News Office Transferred to Administrative Committee
Colorado Springs, CO (June 12, 1997)--Oversight of the PCA News Office/Information Center was transferred today from Christian Education and Publications (CE/P) to the Administrative Committee "for the purpose of cultivating information relations with news media." In the same action, CE/P was "relieved of the responsibility of a PCA News Office."
TE David Brown of Northern California Presbytery proposed an amendment that the Stated Clerk's Office be instructed to provide to secular and religious media any requested material and information in a timely fashion and without charge. In arguing for his motion, Brown stated that, when he joined the PCA from the United Presbyterian Church some twenty years ago, he had been assured that the church would always be an "open" one, in contrast to his former denominational connection. He urged that his proposal would help to assure that continued openness.
Speaking against Brown's amendment was Stated Clerk Paul Gilchrist, who expressed concern about the possible cost of providing to news media all requested material. Also speaking against were members of the Administrative Committee.

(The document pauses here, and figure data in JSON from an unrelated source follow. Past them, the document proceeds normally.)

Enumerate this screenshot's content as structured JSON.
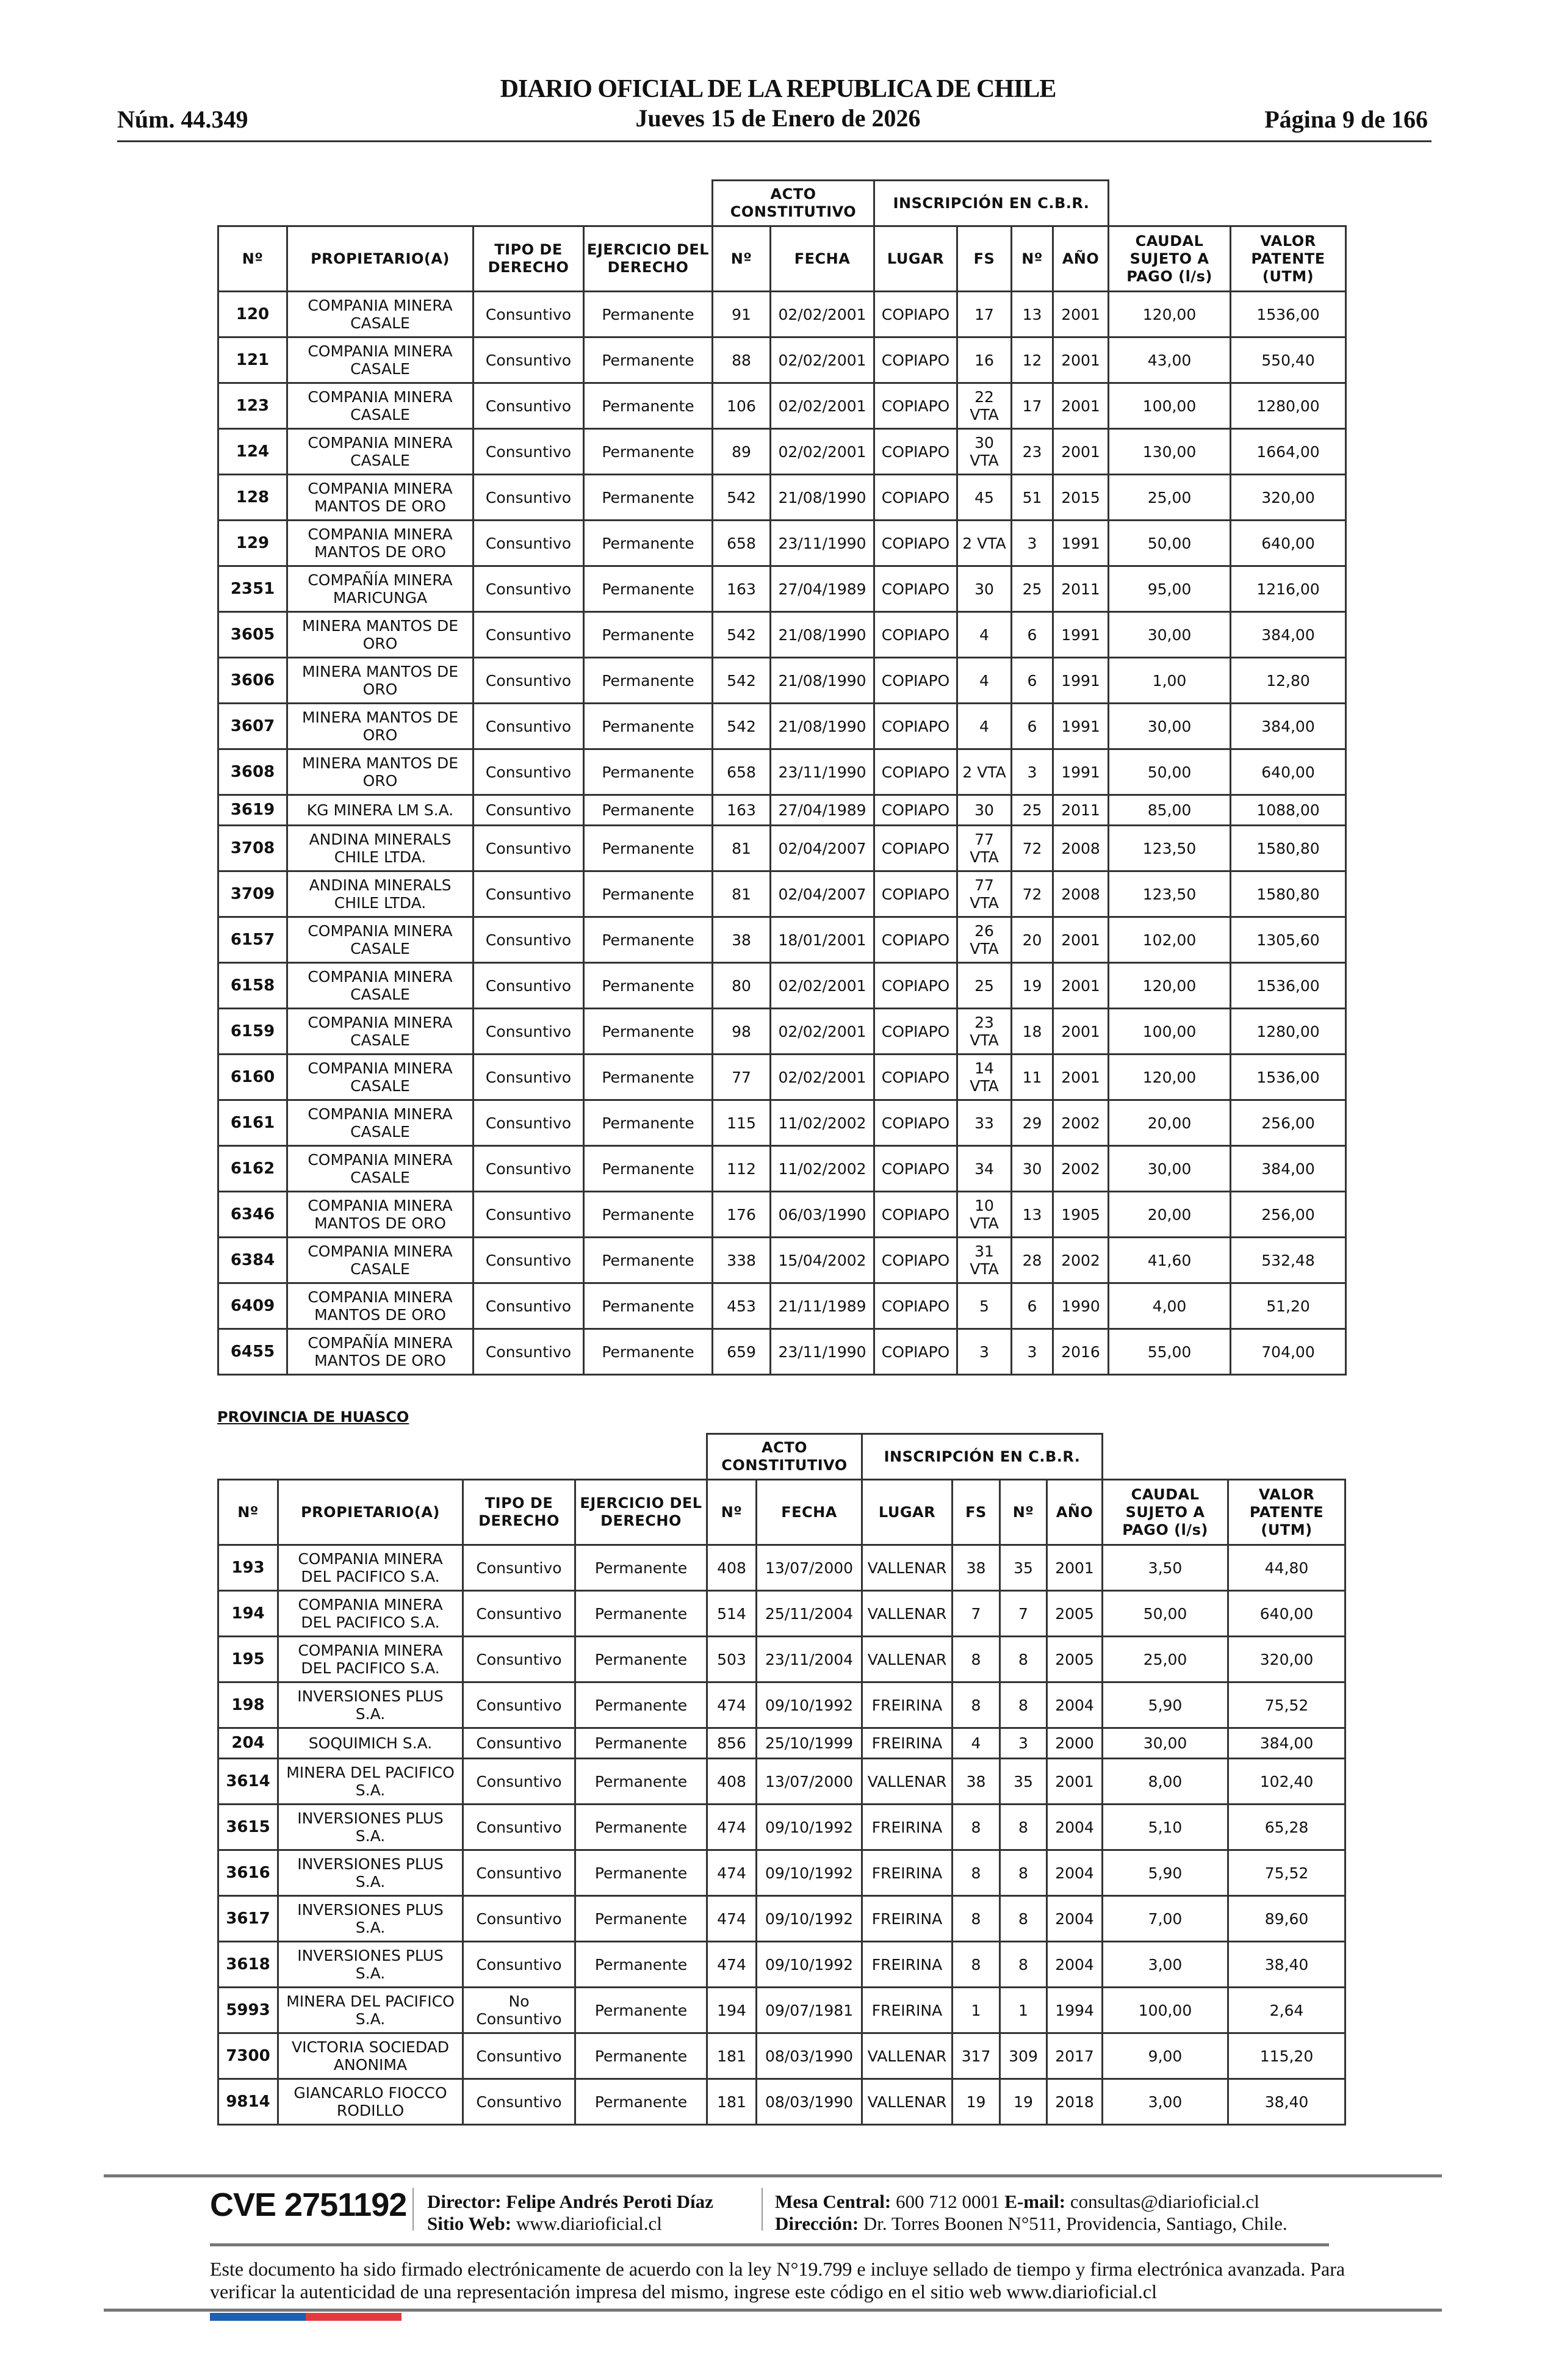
{
  "header": {
    "title": "DIARIO OFICIAL DE LA REPUBLICA DE CHILE",
    "issue": "Núm. 44.349",
    "date": "Jueves 15 de Enero de 2026",
    "page": "Página 9 de 166"
  },
  "columns": {
    "group_acto": "ACTO CONSTITUTIVO",
    "group_cbr": "INSCRIPCIÓN EN C.B.R.",
    "headers": [
      "Nº",
      "PROPIETARIO(A)",
      "TIPO DE DERECHO",
      "EJERCICIO DEL DERECHO",
      "Nº",
      "FECHA",
      "LUGAR",
      "FS",
      "Nº",
      "AÑO",
      "CAUDAL SUJETO A PAGO (l/s)",
      "VALOR PATENTE (UTM)"
    ]
  },
  "table1": {
    "rows": [
      [
        "120",
        "COMPANIA MINERA CASALE",
        "Consuntivo",
        "Permanente",
        "91",
        "02/02/2001",
        "COPIAPO",
        "17",
        "13",
        "2001",
        "120,00",
        "1536,00"
      ],
      [
        "121",
        "COMPANIA MINERA CASALE",
        "Consuntivo",
        "Permanente",
        "88",
        "02/02/2001",
        "COPIAPO",
        "16",
        "12",
        "2001",
        "43,00",
        "550,40"
      ],
      [
        "123",
        "COMPANIA MINERA CASALE",
        "Consuntivo",
        "Permanente",
        "106",
        "02/02/2001",
        "COPIAPO",
        "22 VTA",
        "17",
        "2001",
        "100,00",
        "1280,00"
      ],
      [
        "124",
        "COMPANIA MINERA CASALE",
        "Consuntivo",
        "Permanente",
        "89",
        "02/02/2001",
        "COPIAPO",
        "30 VTA",
        "23",
        "2001",
        "130,00",
        "1664,00"
      ],
      [
        "128",
        "COMPANIA MINERA MANTOS DE ORO",
        "Consuntivo",
        "Permanente",
        "542",
        "21/08/1990",
        "COPIAPO",
        "45",
        "51",
        "2015",
        "25,00",
        "320,00"
      ],
      [
        "129",
        "COMPANIA MINERA MANTOS DE ORO",
        "Consuntivo",
        "Permanente",
        "658",
        "23/11/1990",
        "COPIAPO",
        "2 VTA",
        "3",
        "1991",
        "50,00",
        "640,00"
      ],
      [
        "2351",
        "COMPAÑÍA MINERA MARICUNGA",
        "Consuntivo",
        "Permanente",
        "163",
        "27/04/1989",
        "COPIAPO",
        "30",
        "25",
        "2011",
        "95,00",
        "1216,00"
      ],
      [
        "3605",
        "MINERA MANTOS DE ORO",
        "Consuntivo",
        "Permanente",
        "542",
        "21/08/1990",
        "COPIAPO",
        "4",
        "6",
        "1991",
        "30,00",
        "384,00"
      ],
      [
        "3606",
        "MINERA MANTOS DE ORO",
        "Consuntivo",
        "Permanente",
        "542",
        "21/08/1990",
        "COPIAPO",
        "4",
        "6",
        "1991",
        "1,00",
        "12,80"
      ],
      [
        "3607",
        "MINERA MANTOS DE ORO",
        "Consuntivo",
        "Permanente",
        "542",
        "21/08/1990",
        "COPIAPO",
        "4",
        "6",
        "1991",
        "30,00",
        "384,00"
      ],
      [
        "3608",
        "MINERA MANTOS DE ORO",
        "Consuntivo",
        "Permanente",
        "658",
        "23/11/1990",
        "COPIAPO",
        "2 VTA",
        "3",
        "1991",
        "50,00",
        "640,00"
      ],
      [
        "3619",
        "KG MINERA LM S.A.",
        "Consuntivo",
        "Permanente",
        "163",
        "27/04/1989",
        "COPIAPO",
        "30",
        "25",
        "2011",
        "85,00",
        "1088,00"
      ],
      [
        "3708",
        "ANDINA MINERALS CHILE LTDA.",
        "Consuntivo",
        "Permanente",
        "81",
        "02/04/2007",
        "COPIAPO",
        "77 VTA",
        "72",
        "2008",
        "123,50",
        "1580,80"
      ],
      [
        "3709",
        "ANDINA MINERALS CHILE LTDA.",
        "Consuntivo",
        "Permanente",
        "81",
        "02/04/2007",
        "COPIAPO",
        "77 VTA",
        "72",
        "2008",
        "123,50",
        "1580,80"
      ],
      [
        "6157",
        "COMPANIA MINERA CASALE",
        "Consuntivo",
        "Permanente",
        "38",
        "18/01/2001",
        "COPIAPO",
        "26 VTA",
        "20",
        "2001",
        "102,00",
        "1305,60"
      ],
      [
        "6158",
        "COMPANIA MINERA CASALE",
        "Consuntivo",
        "Permanente",
        "80",
        "02/02/2001",
        "COPIAPO",
        "25",
        "19",
        "2001",
        "120,00",
        "1536,00"
      ],
      [
        "6159",
        "COMPANIA MINERA CASALE",
        "Consuntivo",
        "Permanente",
        "98",
        "02/02/2001",
        "COPIAPO",
        "23 VTA",
        "18",
        "2001",
        "100,00",
        "1280,00"
      ],
      [
        "6160",
        "COMPANIA MINERA CASALE",
        "Consuntivo",
        "Permanente",
        "77",
        "02/02/2001",
        "COPIAPO",
        "14 VTA",
        "11",
        "2001",
        "120,00",
        "1536,00"
      ],
      [
        "6161",
        "COMPANIA MINERA CASALE",
        "Consuntivo",
        "Permanente",
        "115",
        "11/02/2002",
        "COPIAPO",
        "33",
        "29",
        "2002",
        "20,00",
        "256,00"
      ],
      [
        "6162",
        "COMPANIA MINERA CASALE",
        "Consuntivo",
        "Permanente",
        "112",
        "11/02/2002",
        "COPIAPO",
        "34",
        "30",
        "2002",
        "30,00",
        "384,00"
      ],
      [
        "6346",
        "COMPANIA MINERA MANTOS DE ORO",
        "Consuntivo",
        "Permanente",
        "176",
        "06/03/1990",
        "COPIAPO",
        "10 VTA",
        "13",
        "1905",
        "20,00",
        "256,00"
      ],
      [
        "6384",
        "COMPANIA MINERA CASALE",
        "Consuntivo",
        "Permanente",
        "338",
        "15/04/2002",
        "COPIAPO",
        "31 VTA",
        "28",
        "2002",
        "41,60",
        "532,48"
      ],
      [
        "6409",
        "COMPANIA MINERA MANTOS DE ORO",
        "Consuntivo",
        "Permanente",
        "453",
        "21/11/1989",
        "COPIAPO",
        "5",
        "6",
        "1990",
        "4,00",
        "51,20"
      ],
      [
        "6455",
        "COMPAÑÍA MINERA MANTOS DE ORO",
        "Consuntivo",
        "Permanente",
        "659",
        "23/11/1990",
        "COPIAPO",
        "3",
        "3",
        "2016",
        "55,00",
        "704,00"
      ]
    ]
  },
  "table2": {
    "section_title": "PROVINCIA DE HUASCO",
    "rows": [
      [
        "193",
        "COMPANIA MINERA DEL PACIFICO S.A.",
        "Consuntivo",
        "Permanente",
        "408",
        "13/07/2000",
        "VALLENAR",
        "38",
        "35",
        "2001",
        "3,50",
        "44,80"
      ],
      [
        "194",
        "COMPANIA MINERA DEL PACIFICO S.A.",
        "Consuntivo",
        "Permanente",
        "514",
        "25/11/2004",
        "VALLENAR",
        "7",
        "7",
        "2005",
        "50,00",
        "640,00"
      ],
      [
        "195",
        "COMPANIA MINERA DEL PACIFICO S.A.",
        "Consuntivo",
        "Permanente",
        "503",
        "23/11/2004",
        "VALLENAR",
        "8",
        "8",
        "2005",
        "25,00",
        "320,00"
      ],
      [
        "198",
        "INVERSIONES PLUS S.A.",
        "Consuntivo",
        "Permanente",
        "474",
        "09/10/1992",
        "FREIRINA",
        "8",
        "8",
        "2004",
        "5,90",
        "75,52"
      ],
      [
        "204",
        "SOQUIMICH S.A.",
        "Consuntivo",
        "Permanente",
        "856",
        "25/10/1999",
        "FREIRINA",
        "4",
        "3",
        "2000",
        "30,00",
        "384,00"
      ],
      [
        "3614",
        "MINERA DEL PACIFICO S.A.",
        "Consuntivo",
        "Permanente",
        "408",
        "13/07/2000",
        "VALLENAR",
        "38",
        "35",
        "2001",
        "8,00",
        "102,40"
      ],
      [
        "3615",
        "INVERSIONES PLUS S.A.",
        "Consuntivo",
        "Permanente",
        "474",
        "09/10/1992",
        "FREIRINA",
        "8",
        "8",
        "2004",
        "5,10",
        "65,28"
      ],
      [
        "3616",
        "INVERSIONES PLUS S.A.",
        "Consuntivo",
        "Permanente",
        "474",
        "09/10/1992",
        "FREIRINA",
        "8",
        "8",
        "2004",
        "5,90",
        "75,52"
      ],
      [
        "3617",
        "INVERSIONES PLUS S.A.",
        "Consuntivo",
        "Permanente",
        "474",
        "09/10/1992",
        "FREIRINA",
        "8",
        "8",
        "2004",
        "7,00",
        "89,60"
      ],
      [
        "3618",
        "INVERSIONES PLUS S.A.",
        "Consuntivo",
        "Permanente",
        "474",
        "09/10/1992",
        "FREIRINA",
        "8",
        "8",
        "2004",
        "3,00",
        "38,40"
      ],
      [
        "5993",
        "MINERA DEL PACIFICO S.A.",
        "No Consuntivo",
        "Permanente",
        "194",
        "09/07/1981",
        "FREIRINA",
        "1",
        "1",
        "1994",
        "100,00",
        "2,64"
      ],
      [
        "7300",
        "VICTORIA SOCIEDAD ANONIMA",
        "Consuntivo",
        "Permanente",
        "181",
        "08/03/1990",
        "VALLENAR",
        "317",
        "309",
        "2017",
        "9,00",
        "115,20"
      ],
      [
        "9814",
        "GIANCARLO FIOCCO RODILLO",
        "Consuntivo",
        "Permanente",
        "181",
        "08/03/1990",
        "VALLENAR",
        "19",
        "19",
        "2018",
        "3,00",
        "38,40"
      ]
    ]
  },
  "footer": {
    "cve": "CVE 2751192",
    "director_label": "Director:",
    "director": "Felipe Andrés Peroti Díaz",
    "web_label": "Sitio Web:",
    "web": "www.diarioficial.cl",
    "phone_label": "Mesa Central:",
    "phone": "600 712 0001",
    "email_label": "E-mail:",
    "email": "consultas@diarioficial.cl",
    "address_label": "Dirección:",
    "address": "Dr. Torres Boonen N°511, Providencia, Santiago, Chile.",
    "legal": "Este documento ha sido firmado electrónicamente de acuerdo con la ley N°19.799 e incluye sellado de tiempo y firma electrónica avanzada. Para verificar la autenticidad de una representación impresa del mismo, ingrese este código en el sitio web www.diarioficial.cl",
    "bar_colors": [
      "#1f5fb0",
      "#e8383f"
    ]
  }
}
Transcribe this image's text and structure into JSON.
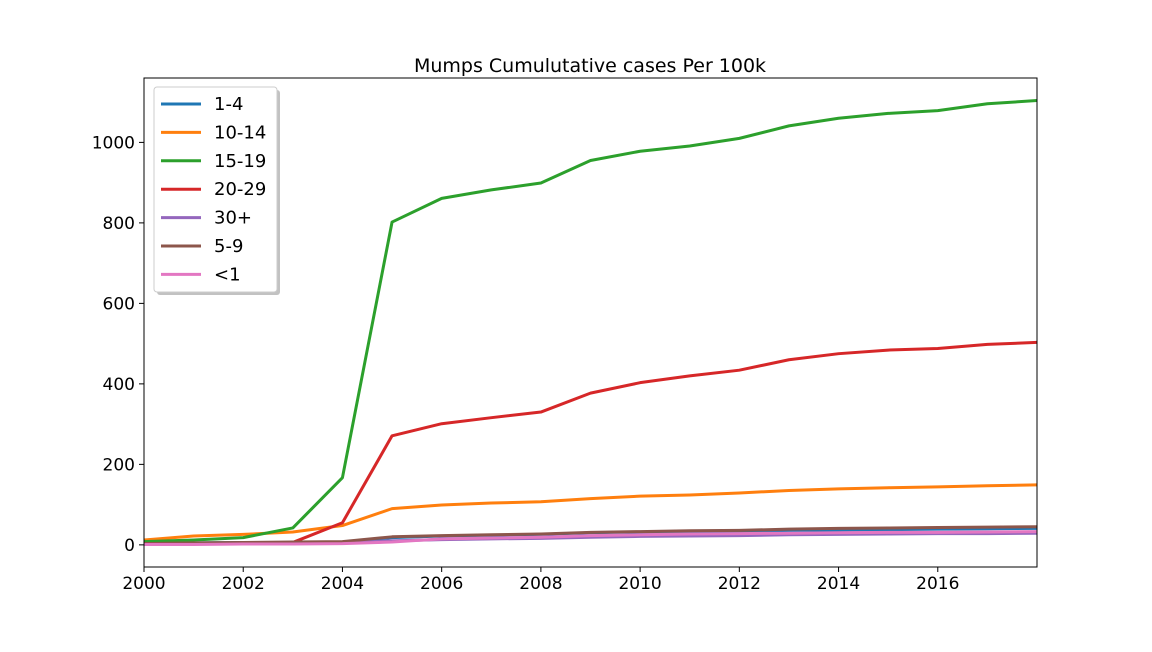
{
  "chart_data": {
    "type": "line",
    "title": "Mumps Cumulutative cases Per 100k",
    "xlabel": "",
    "ylabel": "",
    "xlim": [
      2000,
      2018
    ],
    "ylim": [
      -55,
      1160
    ],
    "x_ticks": [
      2000,
      2002,
      2004,
      2006,
      2008,
      2010,
      2012,
      2014,
      2016
    ],
    "y_ticks": [
      0,
      200,
      400,
      600,
      800,
      1000
    ],
    "grid": false,
    "legend_position": "upper-left",
    "x": [
      2000,
      2001,
      2002,
      2003,
      2004,
      2005,
      2006,
      2007,
      2008,
      2009,
      2010,
      2011,
      2012,
      2013,
      2014,
      2015,
      2016,
      2017,
      2018
    ],
    "series": [
      {
        "name": "1-4",
        "color": "#1f77b4",
        "values": [
          3,
          5,
          6,
          6,
          7,
          18,
          22,
          24,
          26,
          30,
          32,
          33,
          34,
          36,
          37,
          38,
          39,
          40,
          41
        ]
      },
      {
        "name": "10-14",
        "color": "#ff7f0e",
        "values": [
          12,
          22,
          26,
          32,
          48,
          90,
          99,
          104,
          107,
          115,
          121,
          124,
          129,
          135,
          139,
          142,
          144,
          147,
          149
        ]
      },
      {
        "name": "15-19",
        "color": "#2ca02c",
        "values": [
          8,
          12,
          18,
          42,
          167,
          802,
          861,
          882,
          899,
          955,
          978,
          991,
          1010,
          1041,
          1060,
          1072,
          1079,
          1096,
          1104
        ]
      },
      {
        "name": "20-29",
        "color": "#d62728",
        "values": [
          3,
          4,
          4,
          6,
          55,
          271,
          301,
          316,
          330,
          377,
          403,
          420,
          434,
          460,
          475,
          484,
          488,
          498,
          503
        ]
      },
      {
        "name": "30+",
        "color": "#9467bd",
        "values": [
          2,
          2,
          3,
          4,
          5,
          10,
          13,
          15,
          16,
          19,
          21,
          22,
          23,
          25,
          26,
          27,
          28,
          28,
          29
        ]
      },
      {
        "name": "5-9",
        "color": "#8c564b",
        "values": [
          3,
          5,
          6,
          7,
          8,
          20,
          23,
          25,
          27,
          31,
          33,
          35,
          36,
          39,
          41,
          42,
          43,
          44,
          45
        ]
      },
      {
        "name": "<1",
        "color": "#e377c2",
        "values": [
          1,
          1,
          2,
          2,
          3,
          7,
          15,
          17,
          19,
          23,
          25,
          27,
          28,
          29,
          30,
          31,
          31,
          32,
          33
        ]
      }
    ]
  }
}
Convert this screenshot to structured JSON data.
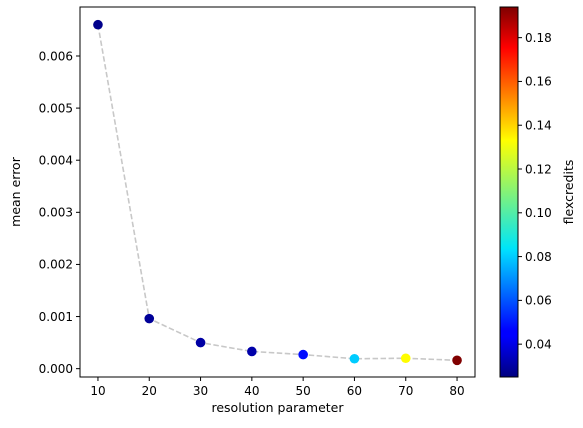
{
  "chart_data": {
    "type": "scatter",
    "title": "",
    "xlabel": "resolution parameter",
    "ylabel": "mean error",
    "colorbar_label": "flexcredits",
    "xlim": [
      6.5,
      83.5
    ],
    "ylim": [
      -0.00016,
      0.00694
    ],
    "x_ticks": [
      10,
      20,
      30,
      40,
      50,
      60,
      70,
      80
    ],
    "x_tick_labels": [
      "10",
      "20",
      "30",
      "40",
      "50",
      "60",
      "70",
      "80"
    ],
    "y_ticks": [
      0.0,
      0.001,
      0.002,
      0.003,
      0.004,
      0.005,
      0.006
    ],
    "y_tick_labels": [
      "0.000",
      "0.001",
      "0.002",
      "0.003",
      "0.004",
      "0.005",
      "0.006"
    ],
    "colorbar_range": [
      0.025,
      0.194
    ],
    "colorbar_ticks": [
      0.04,
      0.06,
      0.08,
      0.1,
      0.12,
      0.14,
      0.16,
      0.18
    ],
    "colorbar_tick_labels": [
      "0.04",
      "0.06",
      "0.08",
      "0.10",
      "0.12",
      "0.14",
      "0.16",
      "0.18"
    ],
    "colormap": "jet",
    "line_style": "dashed",
    "line_color": "#c8c8c8",
    "grid": false,
    "series": [
      {
        "x": [
          10,
          20,
          30,
          40,
          50,
          60,
          70,
          80
        ],
        "y": [
          0.0066,
          0.00096,
          0.0005,
          0.00033,
          0.00027,
          0.00019,
          0.0002,
          0.00016
        ],
        "color_values": [
          0.027,
          0.029,
          0.031,
          0.032,
          0.048,
          0.08,
          0.131,
          0.194
        ]
      }
    ]
  }
}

Speaking in support of the amendment was a member of the press who was also a commissioner. He spoke of the importance of the denomination cultivating good relations with the media; and claimed that when he had requested fifteen pages of material from last year's Assembly, his news organization was in essence charged fifteen dollars for the information by the Stated Clerk's Office. "A dollar a page" was, in his estimation, "a little steep."
The Assembly, however, overwhelmingly voted down the amendment.
The transfer of a News Office from CE/P represents the first serious attempt in a decade to have the church at the Assembly level interface with the media.
In 1984, the General Assembly voted "That because the PCA continues to grow nationally and internationally and because it is important to keep our mission before the world; that the General Assembly allow the CE/P Committee and the Stated Clerk of the General Assembly to develop a plan to establish a denominational news office and that a report of the progress be made to the 13th General Assembly" (M12GA, p. 106).
The next year, the Assembly decided "That consideration of an official PCA news office be presented to the Fourteenth General Assembly" (M13GA, p. 87). In 1986, the General Assembly voted to "appoint the editor of the Messenger as the News Officer of the Presbyterian Church in America and allocate appropriate funds for his activities . . ." (M14GA, p. 146).
The next year, the Assembly amended "its appointment of the editor of the Messenger as the News Officer of Presbyterian Church in America . . . by not designating a News Officer at this time, but that such designation be delayed until the subcommittee of COA studying this matter reports its recommendation" (M15GA, p. 190).
The 1988 General Assembly did approve, as part of CE/P's budget, the establishment of a News Office (M16GA, p. 297). However, apparently no one was appointed to fill that post.
In 1993, Southern Florida Presbytery overtured the General Assembly to establish a News Office for the denomination under the Administrative Committee, "specifically to promote the Presbyterian Church in America externally to the press and media of what the Presbyterian Church in America is doing and what positions it has taken on issues of interest and concern to the general public." In answering that overture in the negative, the General Assembly noted "there exist a multitude of ways in which to promote the PCA without the need of a public relations office", thereby implying that no such office existed; and also declared, "Our duty to be the salt of the earth and light to the world is to be carried out by the members and ministers of the covenant community individually and in the courts of the church as commanded by our Lord, rather than by abandoning our duties by delegation" (M21GA, pp. 158-159).